Aviation : Le Togo réduit de plus de 98% les frais d’installation des compagnies

Le Togo baisse drastiquement le ticket d’entrée pour les compagnies aériennes. En marge de la première réunion du Comité de Supervision Économique du Transport Aérien de la CEDEAO, qui s’est tenue les 2 et 3 juillet à Lomé, le directeur général de l’Agence Nationale de l’Aviation Civile, le lieutenant-colonel Idrissou Ahabou Abdou, a annoncé une mesure choc : les frais d’installation pour une compagnie souhaitant s’établir au Togo passent de 200 millions à 3,5 millions de FCFA.

« Sur instruction du champion du MUTAA, nous allons appliquer une nouvelle directive. Vous pouvez désormais vous installer en tant que compagnie avec 3,5 millions au lieu de 200 millions. C’est une réduction de plus de 90 % », a déclaré le patron de l’ANAC devant la presse.

Concurrence, connectivité, prix bas

La logique est simple : abaisser les barrières à l’entrée pour attirer plus de compagnies, multiplier l’offre, créer de la concurrence, et obtenir mécaniquement une baisse des tarifs. « Quand on multiplie les compagnies aériennes, ça entraîne mécaniquement une concurrence, et la concurrence entraîne mécaniquement la baisse des coûts », a résumé le lieutenant-colonel Idrissou Ahabou Abdou.L’objectif final est de muscler la connectivité de l’Aéroport International Gnassingbé Eyadéma et de le positionner comme un hub régional. Le ministre des Transports, Komlan Kadjé, l’a rappelé lors des travaux : « La prospérité de chacun de nos aéroports dépend de la fluidité de l’ensemble. Aucun hub ne prospère seul. »

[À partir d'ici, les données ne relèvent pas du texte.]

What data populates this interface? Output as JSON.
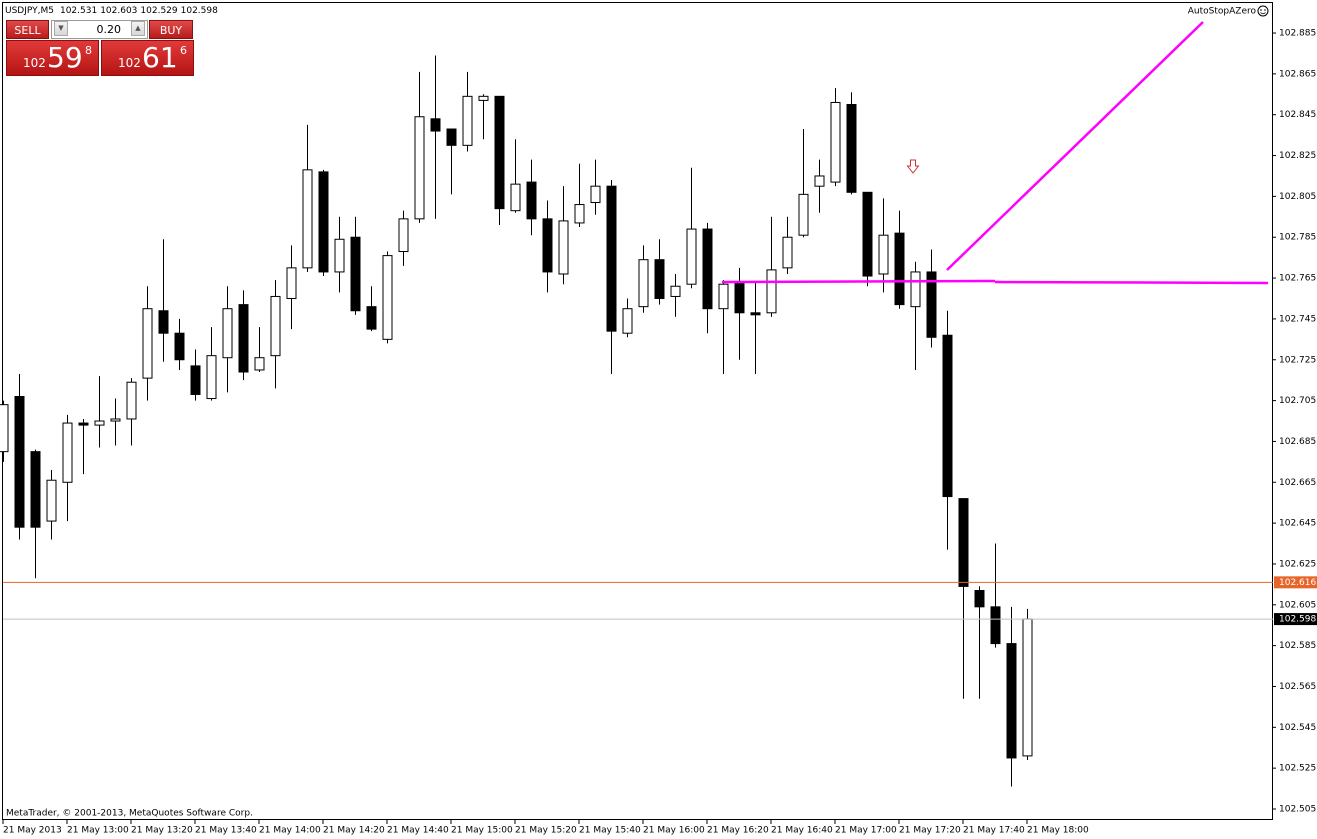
{
  "chart_data": {
    "type": "candlestick",
    "symbol": "USDJPY,M5",
    "ohlc": [
      102.531,
      102.603,
      102.529,
      102.598
    ],
    "indicator": "AutoStopAZero",
    "copyright": "MetaTrader, © 2001-2013, MetaQuotes Software Corp.",
    "categories": [
      "21 May 2013",
      null,
      null,
      null,
      "21 May 13:00",
      null,
      null,
      null,
      "21 May 13:20",
      null,
      null,
      null,
      "21 May 13:40",
      null,
      null,
      null,
      "21 May 14:00",
      null,
      null,
      null,
      "21 May 14:20",
      null,
      null,
      null,
      "21 May 14:40",
      null,
      null,
      null,
      "21 May 15:00",
      null,
      null,
      null,
      "21 May 15:20",
      null,
      null,
      null,
      "21 May 15:40",
      null,
      null,
      null,
      "21 May 16:00",
      null,
      null,
      null,
      "21 May 16:20",
      null,
      null,
      null,
      "21 May 16:40",
      null,
      null,
      null,
      "21 May 17:00",
      null,
      null,
      null,
      "21 May 17:20",
      null,
      null,
      null,
      "21 May 17:40",
      null,
      null,
      null,
      "21 May 18:00"
    ],
    "open": [
      102.68,
      102.707,
      102.68,
      102.646,
      102.665,
      102.694,
      102.693,
      102.695,
      102.696,
      102.716,
      102.749,
      102.738,
      102.722,
      102.706,
      102.726,
      102.752,
      102.72,
      102.727,
      102.755,
      102.77,
      102.817,
      102.768,
      102.785,
      102.751,
      102.735,
      102.778,
      102.794,
      102.843,
      102.838,
      102.83,
      102.852,
      102.854,
      102.798,
      102.812,
      102.794,
      102.767,
      102.792,
      102.802,
      102.81,
      102.738,
      102.751,
      102.774,
      102.756,
      102.762,
      102.789,
      102.75,
      102.763,
      102.748,
      102.748,
      102.77,
      102.786,
      102.81,
      102.812,
      102.85,
      102.807,
      102.767,
      102.787,
      102.751,
      102.768,
      102.737,
      102.657,
      102.612,
      102.604,
      102.586,
      102.531
    ],
    "high": [
      102.705,
      102.718,
      102.681,
      102.671,
      102.698,
      102.696,
      102.717,
      102.706,
      102.716,
      102.761,
      102.784,
      102.745,
      102.73,
      102.741,
      102.761,
      102.759,
      102.741,
      102.764,
      102.781,
      102.84,
      102.818,
      102.795,
      102.795,
      102.761,
      102.778,
      102.798,
      102.866,
      102.874,
      102.838,
      102.866,
      102.855,
      102.854,
      102.833,
      102.823,
      102.803,
      102.81,
      102.821,
      102.823,
      102.813,
      102.755,
      102.781,
      102.784,
      102.767,
      102.819,
      102.792,
      102.764,
      102.77,
      102.763,
      102.795,
      102.795,
      102.838,
      102.823,
      102.858,
      102.856,
      102.807,
      102.804,
      102.798,
      102.773,
      102.779,
      102.749,
      102.657,
      102.614,
      102.635,
      102.604,
      102.603
    ],
    "low": [
      102.675,
      102.637,
      102.618,
      102.637,
      102.646,
      102.669,
      102.682,
      102.683,
      102.683,
      102.705,
      102.724,
      102.72,
      102.705,
      102.705,
      102.709,
      102.715,
      102.719,
      102.711,
      102.74,
      102.768,
      102.766,
      102.758,
      102.747,
      102.739,
      102.733,
      102.771,
      102.792,
      102.794,
      102.806,
      102.827,
      102.833,
      102.791,
      102.797,
      102.786,
      102.758,
      102.762,
      102.79,
      102.796,
      102.718,
      102.736,
      102.748,
      102.752,
      102.746,
      102.76,
      102.738,
      102.718,
      102.725,
      102.718,
      102.746,
      102.767,
      102.785,
      102.797,
      102.81,
      102.806,
      102.761,
      102.758,
      102.75,
      102.72,
      102.731,
      102.632,
      102.559,
      102.559,
      102.584,
      102.516,
      102.529
    ],
    "close": [
      102.703,
      102.643,
      102.643,
      102.666,
      102.694,
      102.693,
      102.695,
      102.696,
      102.714,
      102.75,
      102.738,
      102.725,
      102.708,
      102.727,
      102.75,
      102.719,
      102.726,
      102.756,
      102.77,
      102.818,
      102.768,
      102.784,
      102.749,
      102.74,
      102.776,
      102.794,
      102.844,
      102.837,
      102.83,
      102.854,
      102.854,
      102.799,
      102.811,
      102.794,
      102.768,
      102.793,
      102.801,
      102.81,
      102.739,
      102.75,
      102.774,
      102.755,
      102.761,
      102.789,
      102.75,
      102.762,
      102.748,
      102.747,
      102.769,
      102.785,
      102.806,
      102.815,
      102.851,
      102.807,
      102.766,
      102.786,
      102.752,
      102.768,
      102.736,
      102.658,
      102.614,
      102.604,
      102.586,
      102.53,
      102.598
    ],
    "up_color": "#ffffff",
    "down_color": "#000000",
    "ylim": [
      102.5,
      102.9
    ],
    "yticks": [
      102.505,
      102.525,
      102.545,
      102.565,
      102.585,
      102.605,
      102.625,
      102.645,
      102.665,
      102.685,
      102.705,
      102.725,
      102.745,
      102.765,
      102.785,
      102.805,
      102.825,
      102.845,
      102.865,
      102.885
    ],
    "grid": false,
    "price_lines": [
      {
        "value": 102.616,
        "color": "#e8652a",
        "box_color": "#e8652a"
      },
      {
        "value": 102.598,
        "color": "#c0c0c0",
        "box_color": "#000000"
      }
    ]
  },
  "trade_panel": {
    "sell": "SELL",
    "buy": "BUY",
    "lot": "0.20",
    "sell_price": {
      "big": "102",
      "pips": "59",
      "point": "8"
    },
    "buy_price": {
      "big": "102",
      "pips": "61",
      "point": "6"
    }
  }
}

Cette décision nationale s’inscrit dans un mouvement régional. En décembre 2024, les chefs d’État de la CEDEAO, réunis à Abuja, avaient décidé d’abolir les taxes sur le transport aérien et de réduire de 25 % les redevances passagers et sécurité, avec une entrée en vigueur au 1er janvier 2026. Le Togo a choisi d’aller plus loin sur le volet de l’attractivité du marché local.Chris Appiah, directeur du Transport à la Commission de la CEDEAO, a indiqué que les États membres affichent des niveaux de transposition variables de l’acte additionnel d’Abuja. Les projections des experts parlementaires de la CEDEAO tablent sur une baisse des prix des billets d’environ 40 % et une progression de la demande de 20 à 30 % en cas d’application intégrale.

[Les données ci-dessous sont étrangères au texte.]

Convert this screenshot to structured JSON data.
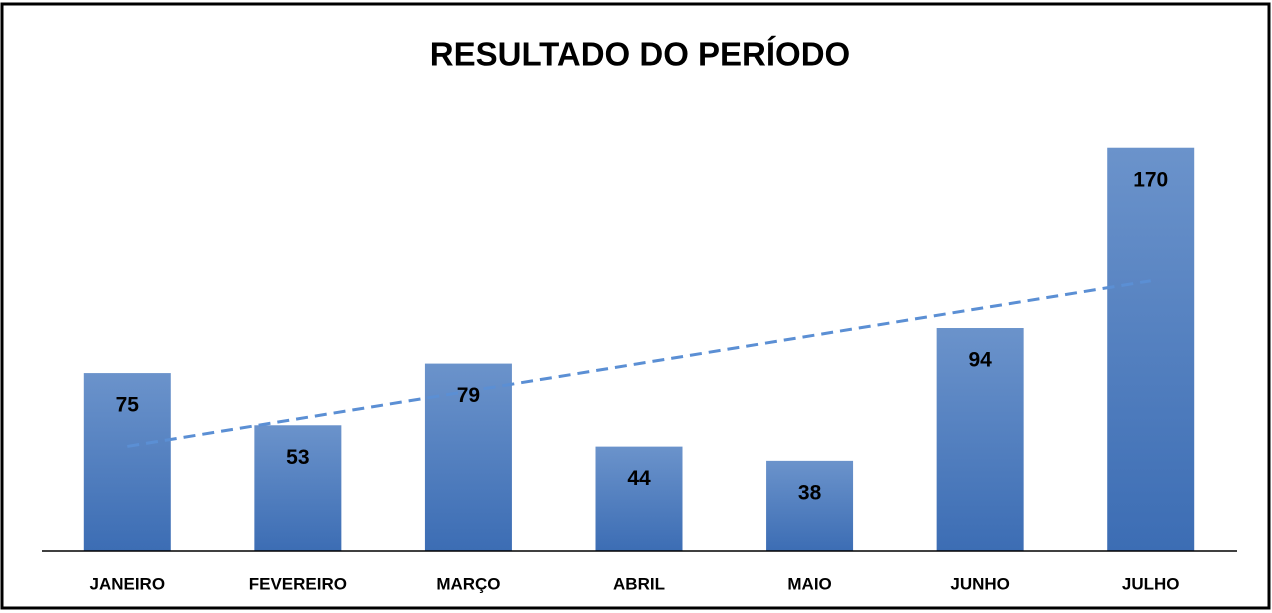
{
  "chart_data": {
    "type": "bar",
    "title": "RESULTADO DO PERÍODO",
    "categories": [
      "JANEIRO",
      "FEVEREIRO",
      "MARÇO",
      "ABRIL",
      "MAIO",
      "JUNHO",
      "JULHO"
    ],
    "values": [
      75,
      53,
      79,
      44,
      38,
      94,
      170
    ],
    "color": "#4a7cc0",
    "trendline_color": "#5b8fd4",
    "ylim": [
      0,
      180
    ],
    "trendline": true
  }
}
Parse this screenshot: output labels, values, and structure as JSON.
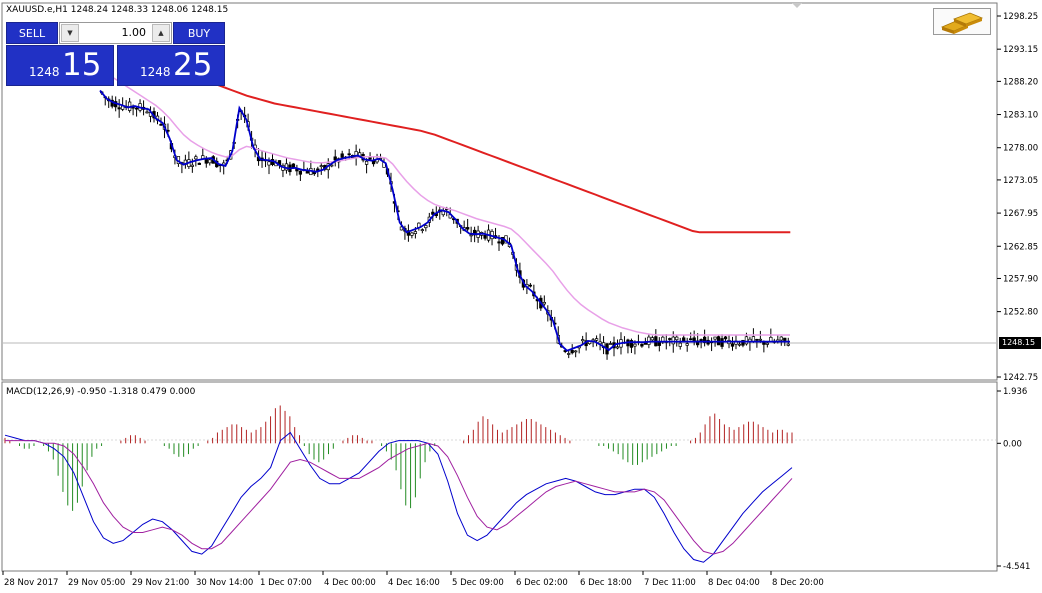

« Le Togo montre le chemin », a conclu le DG de l’ANAC, rappelant que le pays avait accueilli du 15 au 19 juin la première Convention et Exposition Africaines du Transport Aérien, qui avait permis à chaque État de mesurer les enjeux du marché unique. La réduction des frais d’installation est la première traduction concrète de cet engagement.